O presidente Emmanuel Macron oficializou a nova “Realpolitik” francesa sobre a Síria, decretando o fim de uma diplomacia que estabelecia como prioridade a saída do presidente Bashar al-Assad.

Em entrevista publicada nesta quinta-feira (22) em oito jornais europeus, o recém-empossado presidente definiu em duas frases seu “aggiornamento”: “não declarei que a destituição de Bashar al-Assad seja condição prévia para tudo, porque ninguém me apresentou seu sucessor legítimo!”.

Essa declaração oficializa e reforça um giro dado após os atentados de novembro 2015 em Paris. A mudança foi recebida como um balde de água fria pela oposição síria, que durante muito tempo contou com o apoio da França.

“Essas declarações são surpreendentes, levando-se em conta que a França faz parte dos quatro principais países que exigiam a saída de ‘Bashar, o químico'”, publicou no Twitter Khaled Khoja, uma figura da oposição síria.

“Vergonha para a França, cujo líder Emmanuel Macron não considera Bashar como seu inimigo, ou o inimigo da humanidade”, tuitou Ahmed Ramadan, que também é da oposição.

Em Paris, o “embaixador” da oposição se negou a comentar essas declarações antes de “compreender” seu significado exato.

Durante anos, a França foi um dos países mais rigorosos com Assad, considerado o principal responsável pelo massacre sírio.

“Assad e o Daesh [acrônimo do Estado Islâmico em árabe] são os dois lados da mesma moeda”: essa era uma frase recorrente da diplomacia do ex-presidente francês François Hollande, cuja posição podia ser resumida como “nem Assad, nem Estado Islâmico”.

Essa doutrina perdeu força após os atentados que abalaram a França em 2015 – e que foram planejados na Síria. A luta contra o terrorismo passou a ser a nova prioridade para Hollande.

Ainda assim, em paralelo, o então presidente insistia em que Assad não podia “representar o futuro” de um país devastado por seis anos de um conflito que deixou mais de 320.000 mortos e milhões de refugiados.

– Macron, ‘um pragmático’

Outra mudança: a resolução política do conflito já não aparece no centro da posição francesa.

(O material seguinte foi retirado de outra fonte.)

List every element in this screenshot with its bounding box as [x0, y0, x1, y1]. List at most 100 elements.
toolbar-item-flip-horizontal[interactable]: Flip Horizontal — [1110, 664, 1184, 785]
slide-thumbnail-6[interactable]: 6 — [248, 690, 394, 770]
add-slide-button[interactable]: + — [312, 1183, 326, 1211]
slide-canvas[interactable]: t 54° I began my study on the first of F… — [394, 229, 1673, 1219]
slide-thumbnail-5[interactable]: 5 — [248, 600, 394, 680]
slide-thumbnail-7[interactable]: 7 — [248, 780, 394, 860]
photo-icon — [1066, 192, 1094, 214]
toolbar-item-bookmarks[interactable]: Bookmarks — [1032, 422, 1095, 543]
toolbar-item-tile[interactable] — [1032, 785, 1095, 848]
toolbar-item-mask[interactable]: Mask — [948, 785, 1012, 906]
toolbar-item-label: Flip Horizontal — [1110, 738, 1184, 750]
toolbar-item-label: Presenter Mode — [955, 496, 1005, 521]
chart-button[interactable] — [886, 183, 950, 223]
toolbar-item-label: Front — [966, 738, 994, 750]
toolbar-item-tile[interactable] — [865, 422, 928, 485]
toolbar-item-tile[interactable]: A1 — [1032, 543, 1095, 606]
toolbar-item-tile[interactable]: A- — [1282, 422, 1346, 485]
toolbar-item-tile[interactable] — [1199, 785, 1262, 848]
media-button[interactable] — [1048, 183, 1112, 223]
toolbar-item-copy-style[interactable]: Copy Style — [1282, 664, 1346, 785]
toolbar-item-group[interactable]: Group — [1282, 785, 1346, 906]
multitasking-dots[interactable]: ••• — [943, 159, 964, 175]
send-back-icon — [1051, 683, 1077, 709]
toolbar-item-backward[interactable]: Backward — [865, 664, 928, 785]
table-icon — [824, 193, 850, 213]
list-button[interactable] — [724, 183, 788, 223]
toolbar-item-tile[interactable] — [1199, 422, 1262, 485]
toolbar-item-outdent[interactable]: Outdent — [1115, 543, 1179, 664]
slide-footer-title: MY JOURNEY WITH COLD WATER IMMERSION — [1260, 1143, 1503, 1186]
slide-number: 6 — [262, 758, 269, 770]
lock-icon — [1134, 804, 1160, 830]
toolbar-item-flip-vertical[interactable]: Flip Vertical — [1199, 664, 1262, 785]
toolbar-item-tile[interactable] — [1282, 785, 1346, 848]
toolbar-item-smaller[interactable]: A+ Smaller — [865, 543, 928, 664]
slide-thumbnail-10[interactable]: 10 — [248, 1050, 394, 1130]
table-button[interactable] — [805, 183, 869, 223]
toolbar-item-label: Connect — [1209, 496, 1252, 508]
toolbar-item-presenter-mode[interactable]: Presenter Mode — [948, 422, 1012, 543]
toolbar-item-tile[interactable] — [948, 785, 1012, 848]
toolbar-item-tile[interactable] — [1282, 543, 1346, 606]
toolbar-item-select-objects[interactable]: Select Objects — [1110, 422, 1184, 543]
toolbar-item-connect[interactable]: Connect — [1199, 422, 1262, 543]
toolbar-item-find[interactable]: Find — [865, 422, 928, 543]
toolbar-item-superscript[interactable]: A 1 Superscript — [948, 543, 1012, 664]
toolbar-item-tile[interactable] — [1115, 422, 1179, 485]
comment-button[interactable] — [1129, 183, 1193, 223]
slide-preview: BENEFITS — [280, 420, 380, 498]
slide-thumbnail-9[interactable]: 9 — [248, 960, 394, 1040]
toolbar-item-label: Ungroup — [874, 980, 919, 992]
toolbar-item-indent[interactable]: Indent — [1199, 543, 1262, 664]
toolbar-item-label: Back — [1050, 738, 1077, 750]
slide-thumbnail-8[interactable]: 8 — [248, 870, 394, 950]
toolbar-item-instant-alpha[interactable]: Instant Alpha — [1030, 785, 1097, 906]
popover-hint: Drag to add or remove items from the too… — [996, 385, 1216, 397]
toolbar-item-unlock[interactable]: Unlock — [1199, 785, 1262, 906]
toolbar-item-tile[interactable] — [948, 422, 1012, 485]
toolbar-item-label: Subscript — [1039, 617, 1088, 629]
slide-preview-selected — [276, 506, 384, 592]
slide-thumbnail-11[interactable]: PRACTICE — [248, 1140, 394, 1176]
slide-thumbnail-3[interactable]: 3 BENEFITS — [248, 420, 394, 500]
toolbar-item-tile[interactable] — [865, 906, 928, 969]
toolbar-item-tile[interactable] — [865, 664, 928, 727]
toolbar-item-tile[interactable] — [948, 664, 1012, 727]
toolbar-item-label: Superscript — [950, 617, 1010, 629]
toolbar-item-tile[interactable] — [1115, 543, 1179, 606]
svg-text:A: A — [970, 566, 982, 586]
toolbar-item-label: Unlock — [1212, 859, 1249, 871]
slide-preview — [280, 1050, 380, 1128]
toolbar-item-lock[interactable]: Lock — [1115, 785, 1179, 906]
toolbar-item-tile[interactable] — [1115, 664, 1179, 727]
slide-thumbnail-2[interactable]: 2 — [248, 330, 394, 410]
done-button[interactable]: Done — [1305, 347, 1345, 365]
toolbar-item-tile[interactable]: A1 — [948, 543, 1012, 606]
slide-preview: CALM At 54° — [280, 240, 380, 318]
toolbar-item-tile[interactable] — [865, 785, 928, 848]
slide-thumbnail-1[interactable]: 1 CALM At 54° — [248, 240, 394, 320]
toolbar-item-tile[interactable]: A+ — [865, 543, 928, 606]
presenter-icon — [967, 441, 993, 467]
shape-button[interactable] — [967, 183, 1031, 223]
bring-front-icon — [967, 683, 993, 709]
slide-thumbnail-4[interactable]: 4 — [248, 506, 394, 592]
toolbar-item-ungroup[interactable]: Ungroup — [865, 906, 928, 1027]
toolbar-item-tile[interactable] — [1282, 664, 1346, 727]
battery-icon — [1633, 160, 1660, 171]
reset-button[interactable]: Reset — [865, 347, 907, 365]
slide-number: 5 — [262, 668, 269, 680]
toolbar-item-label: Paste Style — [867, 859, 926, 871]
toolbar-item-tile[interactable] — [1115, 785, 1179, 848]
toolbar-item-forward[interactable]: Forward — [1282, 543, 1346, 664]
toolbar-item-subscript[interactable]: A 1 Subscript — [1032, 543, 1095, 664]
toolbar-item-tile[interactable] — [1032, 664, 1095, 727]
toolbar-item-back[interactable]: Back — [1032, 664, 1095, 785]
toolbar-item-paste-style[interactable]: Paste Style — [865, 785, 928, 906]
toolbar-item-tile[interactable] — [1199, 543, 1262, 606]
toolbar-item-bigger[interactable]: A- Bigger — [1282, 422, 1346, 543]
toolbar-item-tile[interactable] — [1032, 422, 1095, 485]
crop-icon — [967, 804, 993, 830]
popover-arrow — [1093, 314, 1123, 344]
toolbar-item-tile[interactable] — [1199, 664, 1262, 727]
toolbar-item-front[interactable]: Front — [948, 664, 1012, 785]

Na entrevista, Macron afirma que “precisa de um mapa de rota diplomático e político”. Em nenhum momento a ONU é citada.

Apesar do fracasso das negociações intersírias em Genebra, a ONU e a resolução 2254 do Conselho de Segurança em 2015 eram até agora a referência para uma resolução do conflito.

“A mudança de linha é evidente”, opinou uma fonte diplomática que pediu para não ser identificada.

“Há anos que estamos exigindo a saída de Assad, sem resultados. No terreno diplomático, nada avança. Genebra não serve de muita coisa. Não podemos continuar assim”, acrescentou a mesma fonte consultada pela AFP.

Sobre a Síria, disse Macron, “minhas linhas são claras”.

“Um: a luta absoluta contra os grupos terroristas. São eles nossos inimigos. Precisamos da cooperação de todos para erradicá-los, em particular da Rússia”, frisou.

Depois de acusar Moscou – há apenas alguns meses – de cumplicidade em “crimes de guerra” durante a reconquista de Aleppo, no norte do país, a França agora se aproxima dos russos, aliados de Damasco.

No final de maio, Macron se reuniu com Putin e, ainda que o tom tenha sido duro, propôs a ele uma nova colaboração com base na luta antiterrorista.

O atual ministro francês das Relações Exteriores, Jean-Yves Le Drian, viajou para Moscou na última terça-feira, para estabelecer as bases dessa nova relação em um “clima de confiança”.

O presidente também reiterou suas linhas vermelhas: “as armas químicas e o acesso humanitário”. Sobre ambos, disse que não haverá discussão. Se armas químicas forem usadas, a França não deixará passar em branco. Já no tema humanitário, Macron não antecipou as possíveis reações de Paris.

“Macron é um pragmático. Não tem escrúpulos e administra as prioridades. Não é indulgente nem com Putin, nem com Assad. Digamos que está a meio caminho entre o realismo e o cinismo”, comentou o diretor de pesquisa do Institut de Relations Internationales et Stratégiques (IRIS), Karim Bitar, um especialista nessa região.